A crise da modernidade: tradição, autoridade e educação



A tradição já não é o que era

“Na medida em que o passado se transmite sob a forma de tradição, possui autoridade; na medida em que a autoridade se apresenta historicamente, converte-se em tradição. Walter Benjamin sabia que a ruptura com a tradição e a perda da autoridade que se verificaram no seu tempo eram irreparáveis, e concluiu daí que era preciso descobrir novas formas de relações com o passado.” Hannah Arendt, Homens em Tempos Sombrios

1. Tradição e Modernidade

O conceito tradição é tematizado por Hannah Arendt em muitos dos seus escritos. Podemos afirmar que ele percorre a sua obra, contribuíndo para a originalidade do seu pensamento político, bem patente na importância que a filósofa atribui ao povo romano. A articulação dos conceitos tradição, religião e autoridade, constitutivos da, “trindade romana”, a par da tematização da crise da modernidade, que é antes de mais uma crise que se increve na esfera política, conferem consistência à constatação reiterada do rompimento do fio da tradição.

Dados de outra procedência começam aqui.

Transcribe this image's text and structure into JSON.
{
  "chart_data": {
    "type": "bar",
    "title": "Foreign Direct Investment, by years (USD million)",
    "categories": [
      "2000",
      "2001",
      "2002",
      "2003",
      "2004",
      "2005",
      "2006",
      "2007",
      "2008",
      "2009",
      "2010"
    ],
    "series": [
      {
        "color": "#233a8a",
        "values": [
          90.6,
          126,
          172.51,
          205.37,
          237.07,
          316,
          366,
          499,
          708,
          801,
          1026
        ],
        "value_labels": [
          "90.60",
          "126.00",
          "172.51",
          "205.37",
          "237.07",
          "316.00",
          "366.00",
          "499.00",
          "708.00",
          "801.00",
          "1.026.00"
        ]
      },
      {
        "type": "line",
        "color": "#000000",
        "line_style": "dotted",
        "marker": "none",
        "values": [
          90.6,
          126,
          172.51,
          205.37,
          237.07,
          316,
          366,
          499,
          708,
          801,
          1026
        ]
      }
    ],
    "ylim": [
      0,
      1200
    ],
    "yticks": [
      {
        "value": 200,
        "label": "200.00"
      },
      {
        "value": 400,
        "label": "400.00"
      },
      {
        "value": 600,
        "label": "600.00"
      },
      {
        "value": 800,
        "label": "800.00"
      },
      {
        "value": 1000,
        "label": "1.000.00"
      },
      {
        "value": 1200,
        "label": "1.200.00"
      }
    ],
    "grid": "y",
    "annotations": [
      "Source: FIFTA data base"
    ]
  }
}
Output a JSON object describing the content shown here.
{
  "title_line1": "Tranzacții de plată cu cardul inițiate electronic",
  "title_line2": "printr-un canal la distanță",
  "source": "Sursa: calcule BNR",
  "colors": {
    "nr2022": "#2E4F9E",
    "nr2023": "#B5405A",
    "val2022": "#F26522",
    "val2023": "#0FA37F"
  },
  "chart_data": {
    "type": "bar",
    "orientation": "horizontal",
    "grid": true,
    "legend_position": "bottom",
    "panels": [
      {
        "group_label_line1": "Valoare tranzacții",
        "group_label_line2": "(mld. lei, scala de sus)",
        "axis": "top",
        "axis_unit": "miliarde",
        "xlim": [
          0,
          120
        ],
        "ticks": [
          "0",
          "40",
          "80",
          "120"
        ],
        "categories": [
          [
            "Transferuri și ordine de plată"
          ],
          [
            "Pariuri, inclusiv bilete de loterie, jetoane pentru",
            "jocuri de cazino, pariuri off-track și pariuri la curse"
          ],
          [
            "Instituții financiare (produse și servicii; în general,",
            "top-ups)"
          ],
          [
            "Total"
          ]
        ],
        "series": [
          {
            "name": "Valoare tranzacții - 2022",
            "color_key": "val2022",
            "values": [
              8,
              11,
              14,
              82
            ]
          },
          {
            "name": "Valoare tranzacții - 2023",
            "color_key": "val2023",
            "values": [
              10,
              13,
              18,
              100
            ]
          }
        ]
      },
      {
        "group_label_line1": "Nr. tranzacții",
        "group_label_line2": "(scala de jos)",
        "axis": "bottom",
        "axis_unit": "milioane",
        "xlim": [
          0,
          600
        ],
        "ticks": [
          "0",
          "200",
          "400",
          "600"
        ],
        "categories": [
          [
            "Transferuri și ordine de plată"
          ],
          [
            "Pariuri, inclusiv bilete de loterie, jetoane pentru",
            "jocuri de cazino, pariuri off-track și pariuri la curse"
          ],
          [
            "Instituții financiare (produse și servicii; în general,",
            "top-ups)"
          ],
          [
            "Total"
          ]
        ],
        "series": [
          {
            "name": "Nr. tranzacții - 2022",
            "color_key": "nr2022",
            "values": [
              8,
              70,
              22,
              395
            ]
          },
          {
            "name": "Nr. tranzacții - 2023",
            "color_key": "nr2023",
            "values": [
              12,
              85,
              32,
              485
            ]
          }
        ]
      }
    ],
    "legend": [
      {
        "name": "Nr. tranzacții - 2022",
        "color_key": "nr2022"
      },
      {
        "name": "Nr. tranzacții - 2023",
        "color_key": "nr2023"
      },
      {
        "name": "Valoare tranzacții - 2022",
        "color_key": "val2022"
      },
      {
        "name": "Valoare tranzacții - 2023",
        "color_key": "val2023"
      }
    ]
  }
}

A tradição do pensamento político nasce com Platão e tem o seu ocaso no coração da modernidade, quando a experiência do político perdeu o seu significado, como reflexo da cisão radical entre pensamento e acção.

“A nossa tradição de pensamento político teve início quando Platão descobriu que afastar-se dos assuntos humanos é algo de inerente à experiência filosófica; e terminou quando desta experiência já nada mais restava senão a oposição entre agir e pensar, oposição essa que, privando de realidade o pensamento e de sentido a acção, fez com que ambos se tornassem desprovidos de significado.” (E.P.F., p.39)

A noção de ruptura, inerente à modernidade, pressupõe a existência de um antes e um depois. O que caracteriza esse antes da modernidade? Trata-se do mundo pré-moderno em que a tradição servia de fundamento à comunidade política, garantindo a sua existência.

A crise da modernidade é reveladora um tipo de relação ao mundo tradicional, que deixou de existir. A análise da crise da educação revela que os valores da “trindade romana – a religião, a autoridade e a tradição” – foram progressivamente postos em dúvida, na idade moderna, tendo depois sido erradicados no mundo actual. Doravante, o sentido originário dessa relação ao mundo foi prevertido, assim como a existência política.

“O vigor desta trindade residia na força vinculadora de um começo investido de autoridade, ao qual os homens estavam unidos por laços religiosos através da tradição. A trindade romana não só sobreviveu às transformações da república num império, mas penetrou também nos locais onde a pax romana edificou sobre as bases romanas a civilização ocidental” (E.P.F., p.138)

A crise referida por Hannah Arendt é um fenómeno que resulta de um longo e continuado processo histórico, iniciado na idade moderna, com o desaparecimento do mundo romano e cristão, e que culminou no mundo moderno. Se naquela ocorre uma fractura entre o passado e o futuro, neste o fenómeno radicaliza-se ao ponto de se transformar numa ruptura sem precedentes, numa brecha por onde escoaram o senso comum, o mundo comum e as categorias políticas, e de onde emergiram, entre outros, o isolamento, a alienação do mundo, a superficialidade, a sociedade de massas, assim como a experiência totalitária do nazismo e do estalinismo.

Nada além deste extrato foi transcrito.